More often than not, however, a collaboration has the potential to create music that you might not otherwise be able to complete on your own. And that can be true even if, in addition to collaborating, you’re a successful solo songwriter.
So to state it simply, a collaboration makes sense if:
- you can come up with ideas, but are missing all the bits that make a song complete;
- you love improvising on ideas that other songwriters create;
- you love hearing what other songwriters can do with your own musical ideas.
If you are considering pursuing a songwriting partnership, or have been asked to collaborate with someone else to write new songs, here are some things to keep in mind:
- Copyright is always equally shared. There is never a situation where, because you wrote most of a song, you should enjoy most of the copyright. Regardless of who came up with how much of what, a two-person authorship results in an equally-shared copyright.
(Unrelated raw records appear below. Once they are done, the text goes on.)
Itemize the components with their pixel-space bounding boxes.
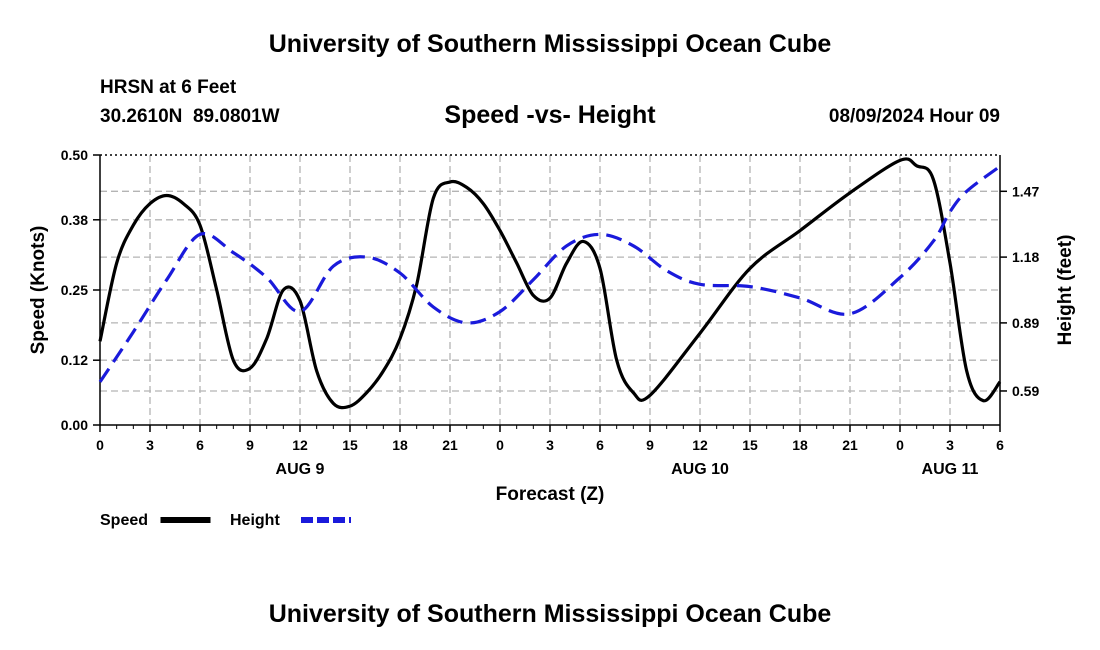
x-tick-label: 3	[546, 437, 554, 453]
x-tick-label: 9	[246, 437, 254, 453]
station-name: HRSN at 6 Feet	[100, 77, 237, 98]
x-tick-label: 3	[146, 437, 154, 453]
y-tick-label-left: 0.38	[61, 212, 88, 228]
y-tick-label-left: 0.12	[61, 352, 88, 368]
y-tick-label-right: 0.89	[1012, 315, 1039, 331]
x-axis-label: Forecast (Z)	[496, 484, 605, 505]
station-coords: 30.2610N 89.0801W	[100, 106, 280, 127]
x-tick-label: 21	[442, 437, 458, 453]
footer-title: University of Southern Mississippi Ocean…	[268, 600, 832, 628]
axis-ticks: 0 3 6 9 12 15 18 21 0 3 6 9 12 15 18 21 0 3 6 0.00 0.12 0.25 0…	[61, 147, 1040, 478]
series-lines	[98, 157, 1002, 410]
chart-title: Speed -vs- Height	[444, 101, 656, 129]
y-tick-label-right: 1.18	[1012, 249, 1039, 265]
grid-lines	[100, 155, 1000, 425]
x-tick-label: 12	[292, 437, 308, 453]
y-tick-label-right: 1.47	[1012, 183, 1039, 199]
y-tick-label-left: 0.50	[61, 147, 88, 163]
legend-label: Height	[230, 512, 280, 529]
y-axis-label-left: Speed (Knots)	[28, 226, 49, 355]
x-tick-label: 3	[946, 437, 954, 453]
x-tick-label: 6	[996, 437, 1004, 453]
x-tick-label: 18	[392, 437, 408, 453]
x-tick-label: 12	[692, 437, 708, 453]
x-tick-label: 15	[742, 437, 758, 453]
day-label: AUG 11	[922, 461, 979, 478]
y-tick-label-left: 0.00	[61, 417, 88, 433]
x-tick-label: 18	[792, 437, 808, 453]
forecast-timestamp: 08/09/2024 Hour 09	[828, 106, 1000, 127]
series-speed-line	[98, 157, 1002, 410]
x-tick-label: 0	[96, 437, 104, 453]
page-title: University of Southern Mississippi Ocean…	[268, 30, 832, 58]
x-tick-label: 15	[342, 437, 358, 453]
y-tick-label-right: 0.59	[1012, 383, 1039, 399]
x-tick-label: 9	[646, 437, 654, 453]
x-tick-label: 0	[896, 437, 904, 453]
x-tick-label: 6	[596, 437, 604, 453]
series-height-line	[98, 165, 1001, 383]
x-tick-label: 6	[196, 437, 204, 453]
day-label: AUG 9	[276, 461, 325, 478]
legend: Speed Height	[100, 512, 351, 529]
day-label: AUG 10	[671, 461, 729, 478]
y-axis-label-right: Height (feet)	[1055, 235, 1076, 346]
legend-label: Speed	[100, 512, 148, 529]
y-tick-label-left: 0.25	[61, 282, 88, 298]
x-tick-label: 0	[496, 437, 504, 453]
x-tick-label: 21	[842, 437, 858, 453]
- Performance and mechanical rights (royalties) can be allocated according to who did how much. If you’ve written most of a song, with a collaborator contributing a line or two of lyric for example, you may come up with an agreement that allows for you to receive the bulk of the royalties (assuming the song is recorded and makes money.)
- Equally-shared royalties is always the best way to go. Unless you’ve got a reason for coming up with complex formulas for each song, it’s best to avoid potential hassles and agree to a 50-50 split of everything. Sure, you may have done the bulk of the songwriting for one particular song, but assuming you’ve got a solid partnership going, the next song may have you being in a much less prominent role. It likely will all even out.
- Start a partnership with a one-song project. Before you agree to an ongoing collaboration, you need to know that your potential artistic partner is a good one. It’s OK — perhaps even advantageous — if you have strengths that differ from your collaborator. Mutual respect, compatible working practices, enjoyment level… these are all things that need to be weighed carefully before you commit to a more permanent arrangement.
- Get it in writing. Describe your partnership in words, and get it on paper for both (or more) of you to sign. Describe every possible eventuality. Are you still both free to write solo? Do you share royalties evenly? If this is a two-person agreement, can you bring a third person in for any one project? How does that affect things? These aren’t overly tough questions, but it’s best to have it all in writing, with all collaborators signing it.
A collaboration works best if you feel that you’re getting something out of the partnership that would be difficult to achieve otherwise.
Don’t feel pressured, and don’t jump into a collaboration simply because it takes you a long time to write songs. Songs that take weeks, months or longer to complete is not typically an indicator that you’re having troubles on your own. Sometimes writing a good song simply takes a bit of time.
But if you enjoy hearing what others might do with your song fragments, or if you love experimenting with other songwriters’ ideas, a collaboration might be part of a creative process that you’ll find rewarding and enjoyable.